Partial unrolling: Unroll by factor k, keep a loop for the remaining iterations. Common: unroll 4× or 8×.

Loop Fusion

Merge two loops with the same bounds into one. Reduces loop overhead and improves cache locality.

// Before                      After
for i in 0..n { a[i] = ...; }  for i in 0..n {
for i in 0..n { b[i] = a[i]; }     a[i] = ...;
                                    b[i] = a[i];
                                }

Loop Tiling (Blocking)

Process data in tiles that fit in cache.
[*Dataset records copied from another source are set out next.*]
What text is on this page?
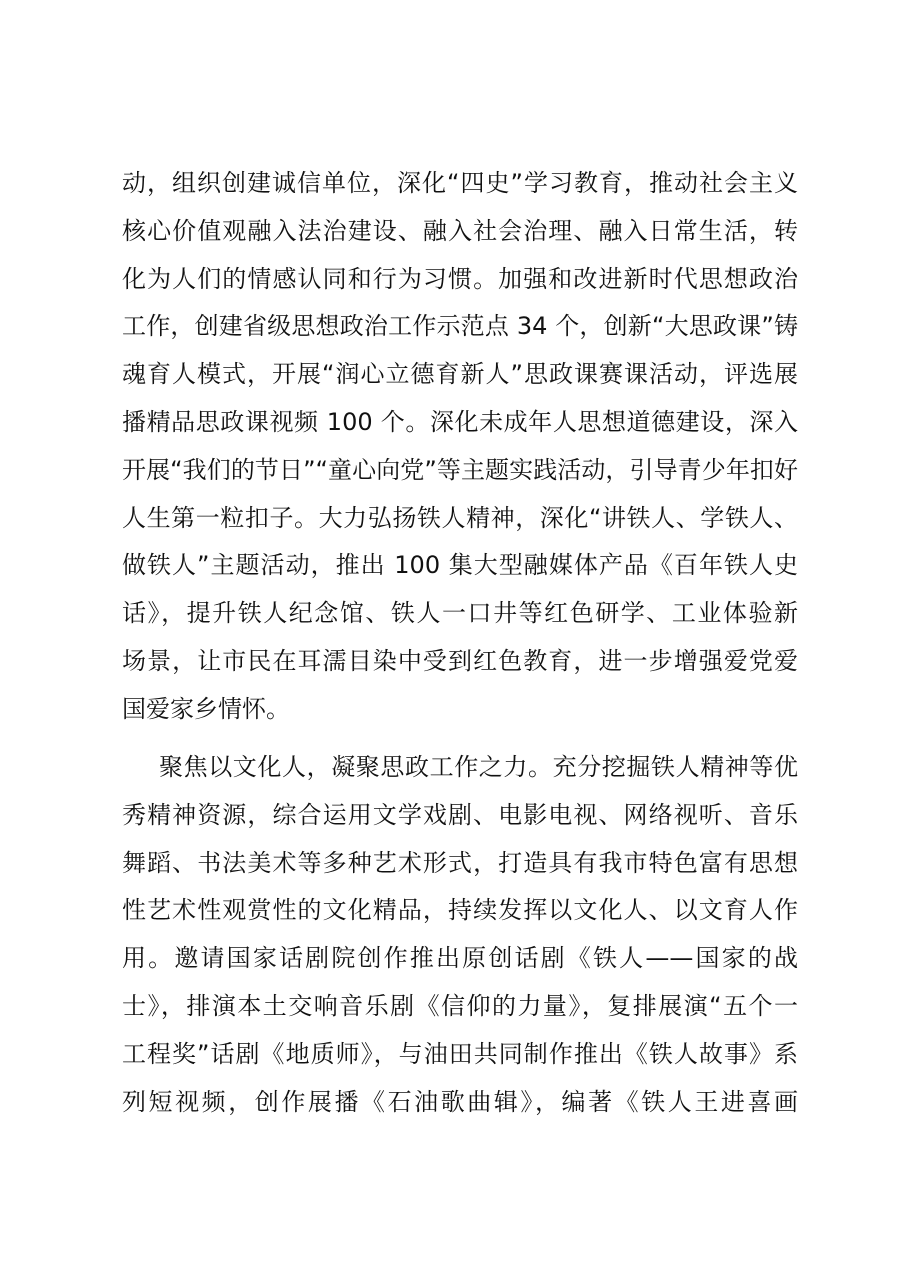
动，组织创建诚信单位，深化“四史”学习教育，推动社会主义
核心价值观融入法治建设、融入社会治理、融入日常生活，转
化为人们的情感认同和行为习惯。加强和改进新时代思想政治
工作，创建省级思想政治工作示范点 34 个，创新“大思政课”铸
魂育人模式，开展“润心立德育新人”思政课赛课活动，评选展
播精品思政课视频 100 个。深化未成年人思想道德建设，深入
开展“我们的节日”“童心向党”等主题实践活动，引导青少年扣好
人生第一粒扣子。大力弘扬铁人精神，深化“讲铁人、学铁人、
做铁人”主题活动，推出 100 集大型融媒体产品《百年铁人史
话》，提升铁人纪念馆、铁人一口井等红色研学、工业体验新
场景，让市民在耳濡目染中受到红色教育，进一步增强爱党爱
国爱家乡情怀。
聚焦以文化人，凝聚思政工作之力。充分挖掘铁人精神等优
秀精神资源，综合运用文学戏剧、电影电视、网络视听、音乐
舞蹈、书法美术等多种艺术形式，打造具有我市特色富有思想
性艺术性观赏性的文化精品，持续发挥以文化人、以文育人作
用。邀请国家话剧院创作推出原创话剧《铁人——国家的战
士》，排演本土交响音乐剧《信仰的力量》，复排展演“五个一
工程奖”话剧《地质师》，与油田共同制作推出《铁人故事》系
列短视频，创作展播《石油歌曲辑》，编著《铁人王进喜画
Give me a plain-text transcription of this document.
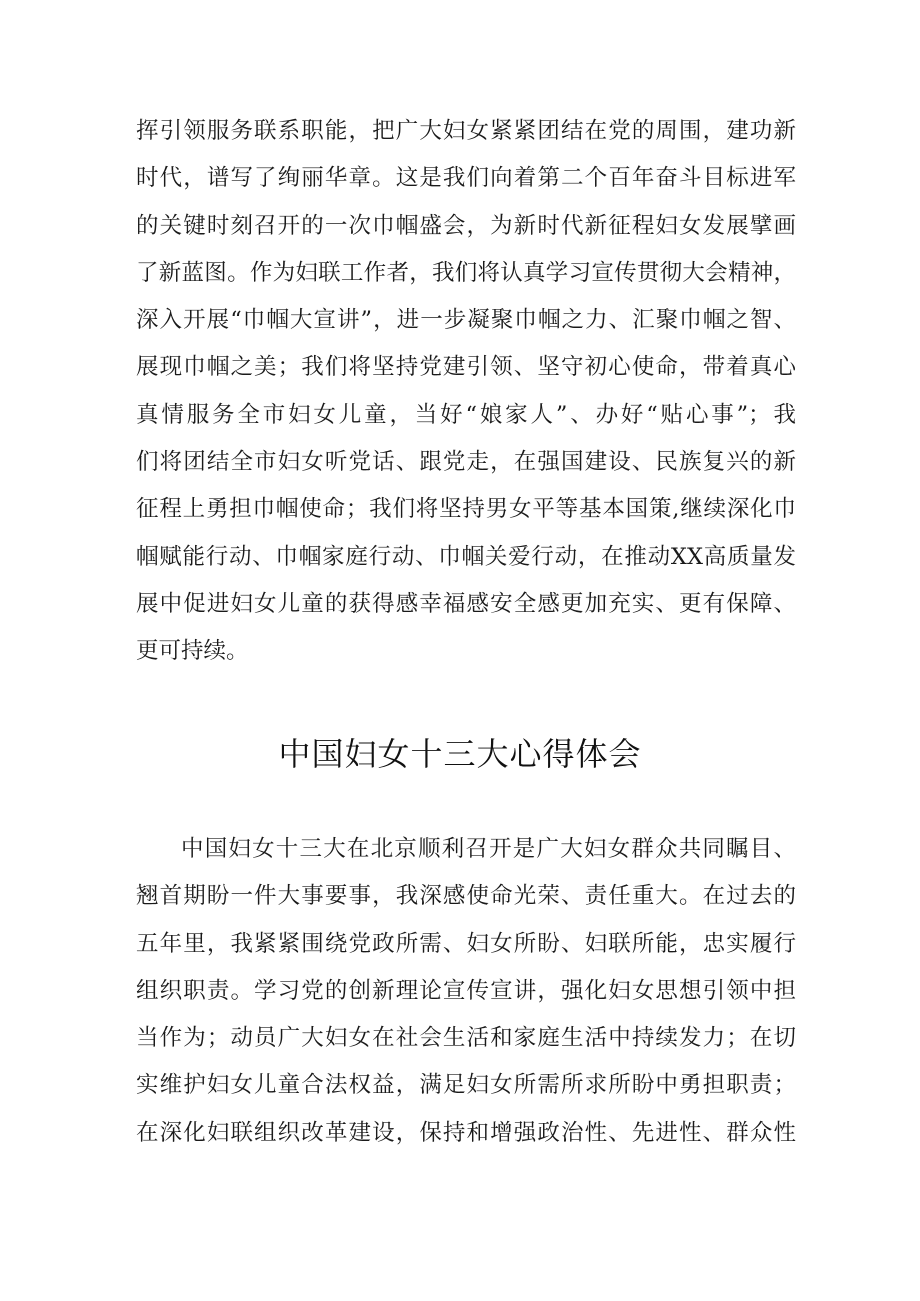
挥引领服务联系职能，把广大妇女紧紧团结在党的周围，建功新
时代，谱写了绚丽华章。这是我们向着第二个百年奋斗目标进军
的关键时刻召开的一次巾帼盛会，为新时代新征程妇女发展擘画
了新蓝图。作为妇联工作者，我们将认真学习宣传贯彻大会精神，
深入开展“巾帼大宣讲”，进一步凝聚巾帼之力、汇聚巾帼之智、
展现巾帼之美；我们将坚持党建引领、坚守初心使命，带着真心
真情服务全市妇女儿童，当好“娘家人”、办好“贴心事”；我
们将团结全市妇女听党话、跟党走，在强国建设、民族复兴的新
征程上勇担巾帼使命；我们将坚持男女平等基本国策,继续深化巾
帼赋能行动、巾帼家庭行动、巾帼关爱行动，在推动XX高质量发
展中促进妇女儿童的获得感幸福感安全感更加充实、更有保障、
更可持续。
中国妇女十三大心得体会
中国妇女十三大在北京顺利召开是广大妇女群众共同瞩目、
翘首期盼一件大事要事，我深感使命光荣、责任重大。在过去的
五年里，我紧紧围绕党政所需、妇女所盼、妇联所能，忠实履行
组织职责。学习党的创新理论宣传宣讲，强化妇女思想引领中担
当作为；动员广大妇女在社会生活和家庭生活中持续发力；在切
实维护妇女儿童合法权益，满足妇女所需所求所盼中勇担职责；
在深化妇联组织改革建设，保持和增强政治性、先进性、群众性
Dramatically improves cache behavior for multi-dimensional data.

// Before (cache-unfriendly for large N)
for i in 0..N {
    for j in 0..N {
        C[i][j] += A[i][k] * B[k][j];
    }
}

// After (tiled, cache-friendly)
for ii in (0..N).step_by(TILE) {
    for jj in (0..N).step_by(TILE) {
        for i in ii..min(ii+TILE, N) {
            for j in jj..min(jj+TILE, N) {
                C[i][j] += A[i][k] * B[k][j];
            }
        }
    }
}

Vectorization (Auto-vectorization)

Transform scalar loops into SIMD operations.

// Before (scalar)            After (vectorized with AVX2)
for i in 0..n {                for i in (0..n).step_by(8) {
    a[i] = b[i] + c[i];           _mm256_store(a+i,
}                                      _mm256_add(_mm256_load(b+i),
                                                   _mm256_load(c+i)));
                               }

The compiler detects parallelism in loops and emits SIMD instructions (SSE, AVX, NEON).

Interprocedural Optimizations

Transformations across function boundaries.

Inline Expansion (Inlining)

Replace a function call with the function's body.

// Before                After
fn square(x: i32) -> i32 {   let result = x * x;
    x * x
}
let result = square(y);

Benefits: Eliminates call overhead. Enables further optimizations (constant folding through the inlined body, CSE).

Cost: Increases code size. Excessive inlining → instruction cache misses.

Heuristic: Inline small functions. Inline hot functions (profiling-guided). Don't inline recursive functions. Don't inline cold functions.

Tail Call Optimization

If the last action of a function is a call, reuse the current stack frame (jump instead of call).

// Before (uses stack)       After (reuses stack frame)
fn factorial(n, acc) {        fn factorial(n, acc) {
    if n == 0 { acc }             loop {
    else { factorial(n-1, n*acc) } if n == 0 { return acc; }
}                                  acc = n * acc;
                                   n = n - 1;
                                 }
                              }

Prevents stack overflow for tail-recursive functions.

Escape Analysis

Determine if an object escapes the function that creates it.

Doesn't escape: Allocate on the stack (or eliminate entirely). Avoid heap allocation.
Escapes: Must allocate on the heap.

FUNCTION SUM_PAIR(a, b)
    pair ← (a, b)      // pair doesn't escape -> stack allocated (or eliminated)
    RETURN pair.first + pair.second

JVM uses escape analysis to avoid heap allocation for non-escaping objects (scalar replacement).

Devirtualization

Replace virtual (dynamic dispatch) calls with direct calls when the concrete type is known.

// Before (dynamic dispatch via vtable)
FUNCTION PROCESS(shape: Shape)  shape.AREA()

// After (if compiler proves shape is always Circle)
FUNCTION PROCESS(shape: Circle)  Circle.AREA(shape)   // direct call, can be inlined

Enables further optimizations (inlining, constant folding) that are impossible through a vtable.

Polyhedral Model

A mathematical framework for analyzing and optimizing nested loops over arrays. Models loop iterations as integer points in a polyhedron.

Enables: Automatic parallelization, tiling, fusion, fission, skewing, interchange.

Tools: Polly (LLVM polyhedral optimizer), PLUTO.

Applications in CS

Performance: Understanding compiler optimizations helps write code that the compiler can optimize well (avoid aliasing, use simple loops, prefer stack allocation).
Benchmarking: Ensure the compiler doesn't optimize away the code you're benchmarking. Use black_box() in Rust.
Debugging optimized code: Optimized code may not correspond to source line-by-line. Understanding transformations helps debug optimized binaries.
Language design: Language features affect optimizability. Rust's ownership enables optimizations impossible in C (no aliasing between &mut references).